At first we listened in disbelief, strengthening into sheer denial.

Surely the stories were mere fabrications, magnifying out of all proportion a spark of disgruntled opposition over a tax demand that would be quickly stamped on by local magistrates. I would not give the rumours credence.

Yet the news continued to be carried by every group of travellers passing our door, of trouble-making peasants massing in Kent and Essex. I listened and worried but in a mild way. Kent was far from us in Lincolnshire, where the days passed in unrelenting monotony with no unrest other than a squabble over the slaughter of chickens by an unleashed hound. What had this uprising to do with me? What damage could they do to us? We were safe, isolated and unnoticed, as we always were. No need for us to jump at every shadow.
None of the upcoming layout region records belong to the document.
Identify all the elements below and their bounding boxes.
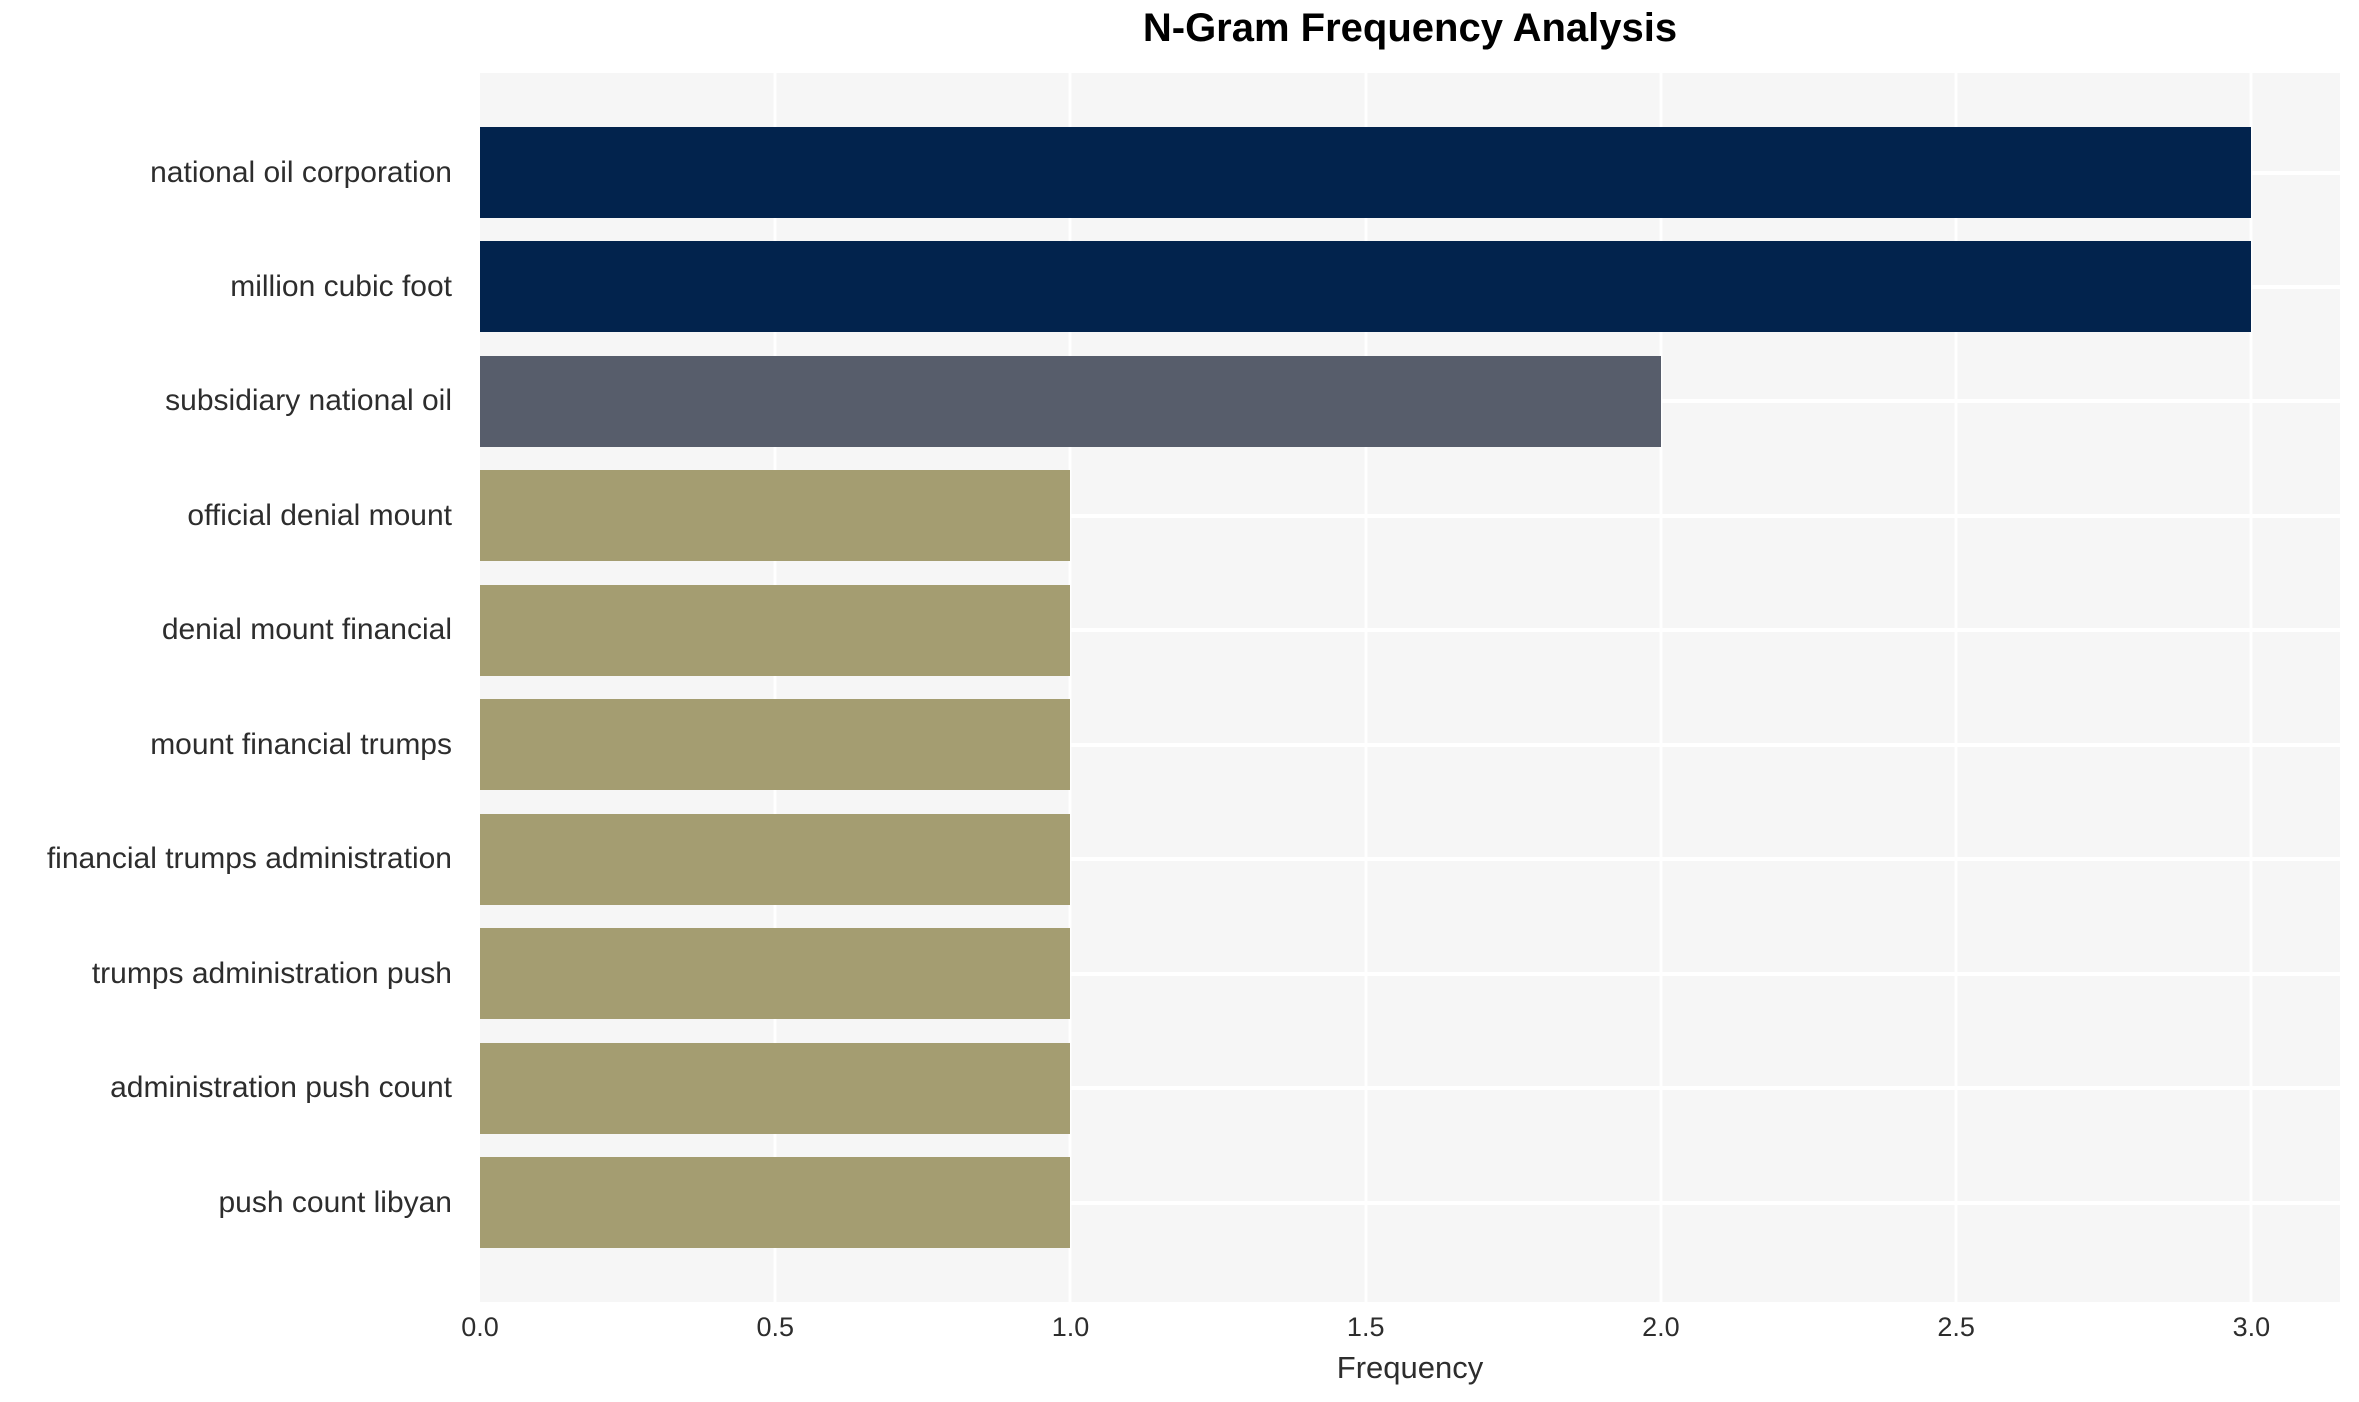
horizontal-gridline xyxy=(480,971,2340,976)
bar xyxy=(480,584,1071,676)
vertical-gridline xyxy=(1068,73,1072,1302)
bar xyxy=(480,813,1071,905)
y-tick-label: trumps administration push xyxy=(91,956,452,990)
horizontal-gridline xyxy=(480,1086,2340,1091)
vertical-gridline xyxy=(1659,73,1663,1302)
y-axis-labels: national oil corporation million cubic fo… xyxy=(0,73,466,1302)
y-tick-label: national oil corporation xyxy=(150,155,452,189)
bar xyxy=(480,355,1661,447)
vertical-gridline xyxy=(773,73,777,1302)
x-tick-label: 1.5 xyxy=(1346,1312,1385,1342)
x-tick-label: 0.5 xyxy=(756,1312,795,1342)
y-tick-label: mount financial trumps xyxy=(150,727,452,761)
chart-title: N-Gram Frequency Analysis xyxy=(1142,6,1678,50)
bar xyxy=(480,699,1071,791)
y-tick-label: denial mount financial xyxy=(161,613,452,647)
x-axis-tick-labels: 0.0 0.5 1.0 1.5 2.0 2.5 3.0 xyxy=(461,1302,2340,1346)
horizontal-gridline xyxy=(480,857,2340,862)
horizontal-gridline xyxy=(480,1200,2340,1205)
y-tick-label: million cubic foot xyxy=(230,269,452,303)
bar xyxy=(480,127,2252,218)
x-tick-label: 1.0 xyxy=(1051,1312,1090,1342)
bar xyxy=(480,1157,1071,1249)
horizontal-gridline xyxy=(480,513,2340,518)
vertical-gridline xyxy=(2249,73,2253,1302)
y-tick-label: financial trumps administration xyxy=(46,842,452,876)
vertical-gridline xyxy=(1954,73,1958,1302)
y-tick-label: subsidiary national oil xyxy=(165,384,452,418)
bar xyxy=(480,241,2252,333)
x-tick-label: 2.0 xyxy=(1642,1312,1680,1342)
bar xyxy=(480,470,1071,562)
plot-area xyxy=(480,73,2340,1302)
x-axis-label: Frequency xyxy=(1336,1350,1484,1385)
bar xyxy=(480,1042,1071,1134)
x-tick-label: 2.5 xyxy=(1937,1312,1975,1342)
y-tick-label: official denial mount xyxy=(187,498,452,532)
x-tick-label: 0.0 xyxy=(461,1312,499,1342)
horizontal-gridline xyxy=(480,742,2340,747)
horizontal-gridline xyxy=(480,628,2340,633)
x-tick-label: 3.0 xyxy=(2232,1312,2271,1342)
vertical-gridline xyxy=(1364,73,1368,1302)
y-tick-label: push count libyan xyxy=(218,1185,453,1219)
bar xyxy=(480,928,1071,1020)
y-tick-label: administration push count xyxy=(110,1071,452,1105)
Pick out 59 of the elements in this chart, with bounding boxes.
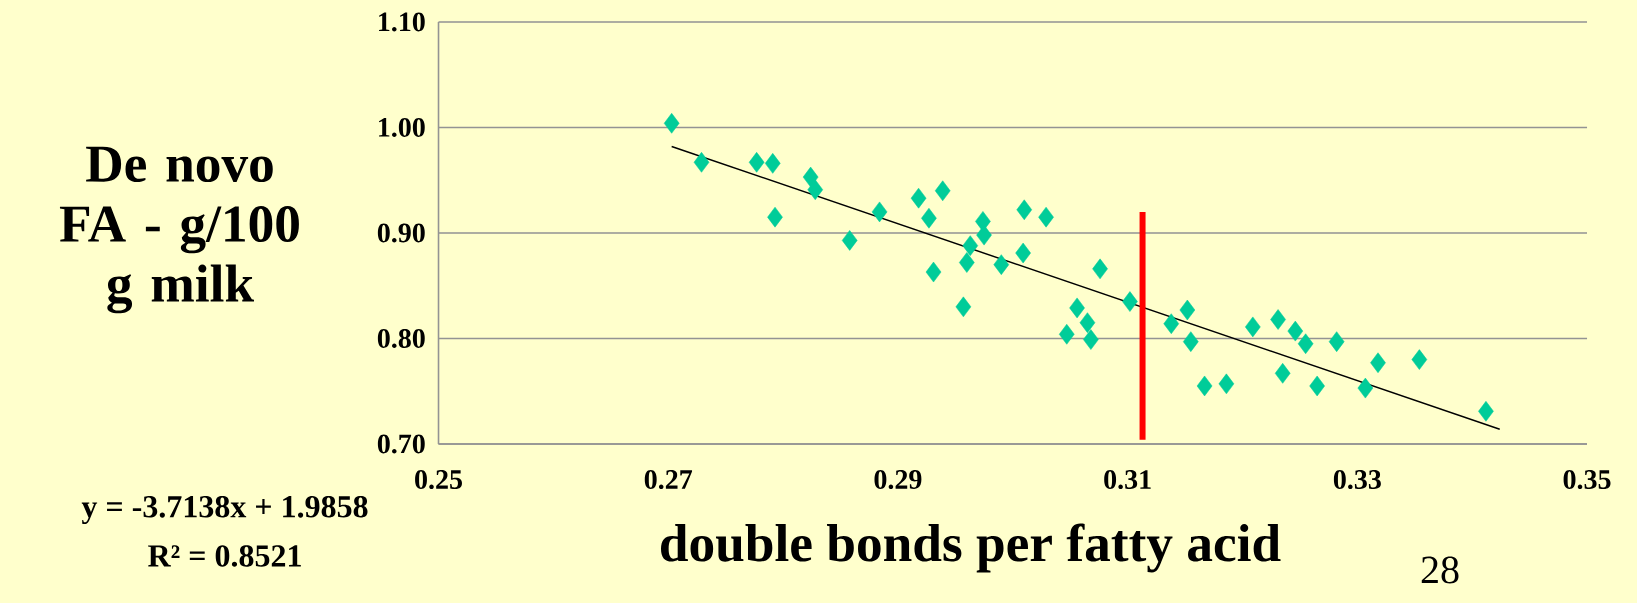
- point: [1328, 331, 1345, 352]
- x-tick-label: 0.29: [874, 470, 922, 490]
- point: [1179, 299, 1196, 321]
- x-tick-label: 0.33: [1333, 470, 1381, 490]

Besides which, I informed my household, the defences of London were strong enough to stop a parcel of peasants even if their complaints sounded horribly familiar. Had they not been voiced at any time over the past dozen years? Hatred of the poll tax, failure to win battles in France, restrictions on wages when labour was in demand after the Pestilence. What was so different now?

My reassurances had their effect, leaving my mind free to follow the Duke. It was a month since I had parted from him at Leicester.